36th International Summer School of the Swiss Association of Actuaries
The 36th International Summer School of the Swiss Association of Actuaries that will be held at the University of Lausanne from September 8th to September 12th 2025.
This summer school on `Deep Learning for Actuarial Modeling’ aims at given an overview and an introduction to the latest developments in this field.
We start by giving a solid technical basis on statistical modeling by introducing the familiar framework of generalized linear models (GLMs) which is based on the exponential dispersion family (EDF) of distributions. This family contains the most important distributions for regression modeling in actuarial science, such as the Poisson model, the gamma model, or Tweedie’s model.
Based on the GLM we dive into deep learning. The first extension considered is a classical feed-forward neural network (FNN), which can be obtained by a straightforward modification of a GLM. The main extension concerns that the original covariates are replaced by a so-called feature extractor, which is a deep learning tool that performs representation learning on the original covariates, aiming at extracting the most relevant information for prediction. Furthermore, we discuss fitting these enhanced regression models, as well as mitigation of statistical biases. This gives us a solid basis for the subsequent chapters.
A crucial technique in deep learning is entity embedding, which is especially useful when dealing with many categorical covariates being of high-cardinality. We discuss these methods, which form the main tool to bring covariate information into a suitable tensor structure for more advanced deep learning tools. These are then presented, like the recently developed attention layers and transformers, which are the core deep learning modules in large language models (LLMs) such as ChatGPT. We also discuss the credibility transformer, which integrates Bühlmann credibility into the transformer architecture. This credibility mechanism improves model fitting and it integrates explainable features into the transformer architecture.
Furthermore, we discuss recurrent neural networks (RNNs) as another class of architectures designed to model sequential data, which may arise in actuarial science. By leveraging information from previous observations, RNNs are particularly effective for tasks involving time-series data, such as mortality modeling and forecasting.
This summer school is completed by discussing several special deep learning architectures such as the LocalGLMnet, that aims at locally mimicking the behavior of a GLM, a summary of the Kolmogorov-Arnold network (KAN) as well as further tools that are useful to explain the predictive models and their results.
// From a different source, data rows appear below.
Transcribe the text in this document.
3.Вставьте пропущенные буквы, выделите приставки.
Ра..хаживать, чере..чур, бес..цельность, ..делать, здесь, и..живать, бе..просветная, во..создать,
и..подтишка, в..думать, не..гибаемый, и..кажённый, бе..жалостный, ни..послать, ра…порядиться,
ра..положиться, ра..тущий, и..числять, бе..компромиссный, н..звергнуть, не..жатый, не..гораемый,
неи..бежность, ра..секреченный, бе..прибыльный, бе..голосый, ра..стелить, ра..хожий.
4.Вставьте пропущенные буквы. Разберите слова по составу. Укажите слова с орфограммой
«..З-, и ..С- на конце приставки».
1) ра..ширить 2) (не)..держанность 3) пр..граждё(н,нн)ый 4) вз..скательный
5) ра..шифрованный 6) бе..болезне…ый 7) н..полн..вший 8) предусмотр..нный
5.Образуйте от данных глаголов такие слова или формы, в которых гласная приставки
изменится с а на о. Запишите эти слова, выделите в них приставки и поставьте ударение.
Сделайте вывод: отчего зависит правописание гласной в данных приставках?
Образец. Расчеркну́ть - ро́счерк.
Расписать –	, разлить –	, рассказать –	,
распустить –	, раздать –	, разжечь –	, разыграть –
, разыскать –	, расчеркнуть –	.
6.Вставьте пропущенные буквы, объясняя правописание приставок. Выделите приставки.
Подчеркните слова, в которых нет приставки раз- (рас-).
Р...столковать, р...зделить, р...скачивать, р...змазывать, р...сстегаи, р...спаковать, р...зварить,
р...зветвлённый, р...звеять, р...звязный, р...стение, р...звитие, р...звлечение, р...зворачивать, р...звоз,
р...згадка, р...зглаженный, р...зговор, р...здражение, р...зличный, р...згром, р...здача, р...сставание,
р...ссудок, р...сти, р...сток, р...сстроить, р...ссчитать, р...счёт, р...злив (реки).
Ron Richman is the Founder of InsureAI, a startup focussing on building machine and deep learning tools to improve actuarial processes. Before this, he was Chief Actuary at Old Mutual Insure, South Africa’s second largest P&C group, where he was responsible for oversight of all P&C actuarial activities across Old Mutual. Ron is a Fellow of the Institute and Faculty of Actuaries (IFoA) and the Actuarial Society of South Africa (ASSA), holds practicing certificates in Short Term Insurance and Life Insurance from ASSA, a Masters of Philosophy in Actuarial Science, with distinction, from the University of Cape Town and has finished his PhD in applying deep learning in actuarial science at the University of the Witwatersrand. He chairs the Actuarial Society of South Africa’s Climate Change committee and the IAA’s ASTIN Board.
Salvatore Scognamiglio is Assistant Professor of Financial and Actuarial Mathematics at the University of Naples Parthenope. He earned his Ph.D. in Statistics from the University of Naples Parthenope and was a visiting PhD at the Faculty of Actuarial Science and Insurance at Bayes Business School (formerly Cass) in London. His research has received financial support from actuarial organizations, including the International Actuarial Association, the Casualty Actuarial Society, and the Society of Actuaries.
Mario Wüthrich is Professor in the Department of Mathematics at ETH Zurich. He holds a PhD (doctorate) in Mathematics from ETH Zurich (1999). From 2000 to 2005, he held an actuarial position at Winterthur Insurance, Switzerland. He is Actuary SAA (2004), served on the board of the Swiss Association of Actuaries (2006-2018), and he is Editor-in-Chief of the ASTIN Bulletin (since 2018). Moreover, he was teaching the International Summer School 2010 in Lausanne on stochastic claims reserving methods.